On Tuesday, May 8, Tucson, Arizona, passed a long-overdue resolution banning the privatization of its jails and detention centers.
One more time, with emphasis: A city near the Mexican border in a state that’s home to some of the country’s harshest sentencing guidelines and the fourth-highest rate of incarceration in the US — with privately-run prisons and immigrant detention centers from one corner of the state to the other — is telling companies like GEO Group and CoreCivic that they’re not welcome around here.
“Profit should never be motivation for our justice system,” said Tucson City Councilmember Regina Romero, who spearheaded passage of the resolution.
Our little corner of Arizona has been so traumatized by mass incarceration — with per capita jail admissions almost 50 percent higher than our neighbors in Phoenix — that the Tucson City Council isn’t the first municipal body in these parts to pass such a resolution. That honor goes to Tucson’s counterparts at the Pima County Board of Supervisors, who voted last year for a similar ban against for-profit prison operators.
But while Tucson and Pima County are at the forefront of opposition to the privatization of municipal corrections and detention facilities in the state, we’re certainly not alone.
In August 2017, King County, Washington, passed legislation that prohibits the county from entering into any contracts with private prison companies to house adult or juvenile detainees. Just last month, the Indianapolis City-County Council approved an ordinance that proactively restricts the privatization of the city’s new jail and criminal justice center once it opens. While opposing the idea that Indianapolis even needed a new jail, prohibiting for-profit operation of the facility is an incremental move in the right direction.
In Mississippi, corrections officials and state legislators are now lamenting their contracts with companies like Management & Training Corporation (MTC), which operates the East Mississippi Correctional Facility (EMCF). A recent federal civil rights lawsuit alleges a multitude of violations at EMCF: A man with mental illness on suicide watch hanged himself; prisoners have been routinely beaten by gang members; and ill prisoners resorted to setting fires in their cells to finally get medical attention.
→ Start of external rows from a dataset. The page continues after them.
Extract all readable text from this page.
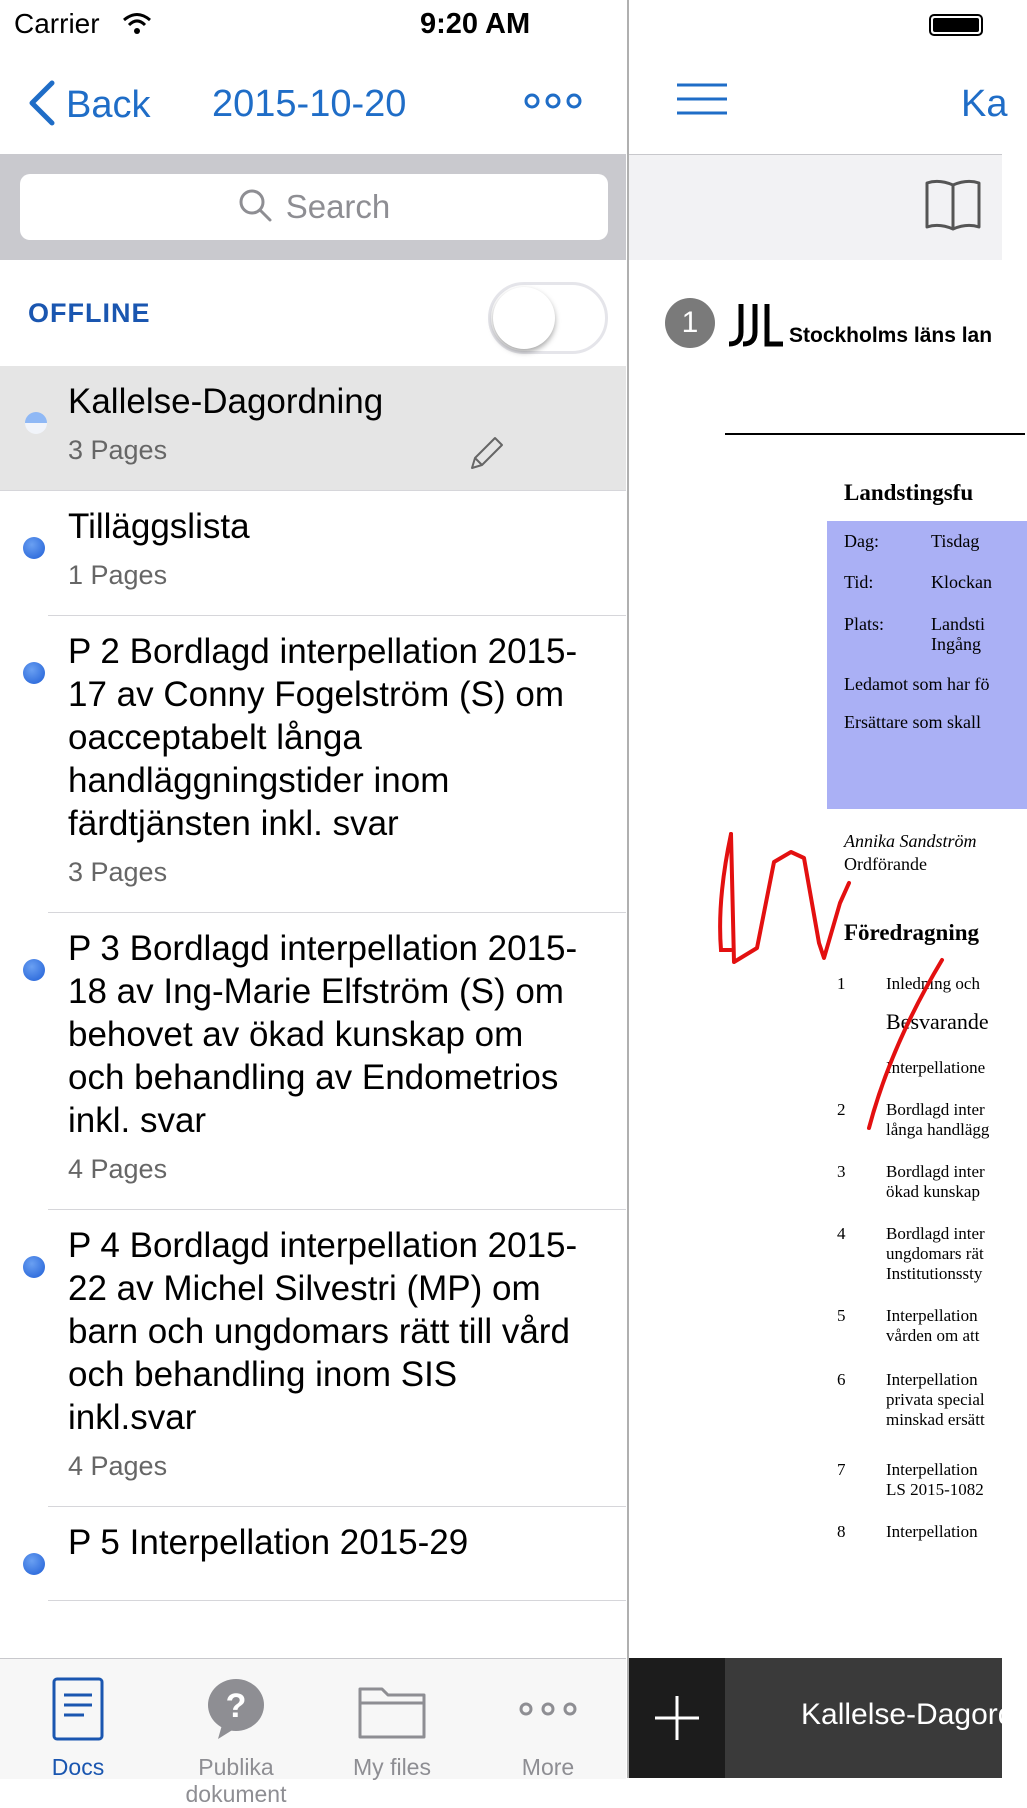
Carrier	9:20 AM
Back 2015-10-20
Search
OFFLINE
Kallelse-Dagordning
3 Pages
Tilläggslista
1 Pages
P 2 Bordlagd interpellation 2015-17 av Conny Fogelström (S) om oacceptabelt långa handläggningstider inom färdtjänsten inkl. svar
3 Pages
P 3 Bordlagd interpellation 2015-18 av Ing-Marie Elfström (S) om behovet av ökad kunskap om och behandling av Endometrios inkl. svar
4 Pages
P 4 Bordlagd interpellation 2015-22 av Michel Silvestri (MP) om barn och ungdomars rätt till vård och behandling inom SIS inkl.svar
4 Pages
P 5 Interpellation 2015-29
Docs
?
Publika dokument
My files	More
Ka
1	Stockholms läns lan
Landstingsfu
Dag:	Tisdag
Tid:	Klockan
Plats:	Landsti
Ingång
Ledamot som har fö
Ersättare som skall
Annika Sandström
Ordförande
Föredragning
1 Inledning och
Besvarande
Interpellatione
2 Bordlagd inter
långa handlägg
3 Bordlagd inter
ökad kunskap
4 Bordlagd inter
ungdomars rät
Institutionssty
5 Interpellation
vården om att
6 Interpellation
privata special
minskad ersätt
7 Interpellation
LS 2015-1082
8 Interpellation
Kallelse-Dagord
“I think in this state we built too many prisons, and we were over-incarcerating at some point,” Mississippi Department of Corrections Commissioner Pelicia Hall told a panel of state lawmakers last month. “Well, the trend has turned.”
MTC, GEO Group, CoreCivic and other corporations will tell you — among other falsehoods — that they cost taxpayers less than publicly run prisons, that they work to rehabilitate prisoners and provide meaningful substance abuse programs, and that you should ignore the fact that their business model is doomed if any of this were true.
Rehabilitative programming and addiction treatment inside private prisons and jails is practically nil, with a few “classes” led by underqualified civilians with dubious credentials. And the costs to taxpayers? Those extend far beyond the per diem rate private prison operators charge the state in myriad collateral costs, like low pay in exploited rural communities, high recidivism rates and inadequate medical care for prisoners that results in millions of dollars in damages for malpractice and negligence.
For those of us that are abolitionists, the concept of prisons and jails is foundationally immoral. But insomuch as our government’s present priorities include depriving people of their liberty, it’s immoral to hand this power over to for-profit corporations whose primary allegiance is to their shareholders — not to the people incarcerated, their families or the taxpayers footing the bill.
Tucson and Pima County get it. And if we in red-state, “tough-on-crime” Arizona are motivated to end their reign — along with Seattle and Indianapolis and frustrated lawmakers in Mississippi — companies like CoreCivic, GEO Group and MTC can be assured that it’s only a matter of time before the rest of the country follows.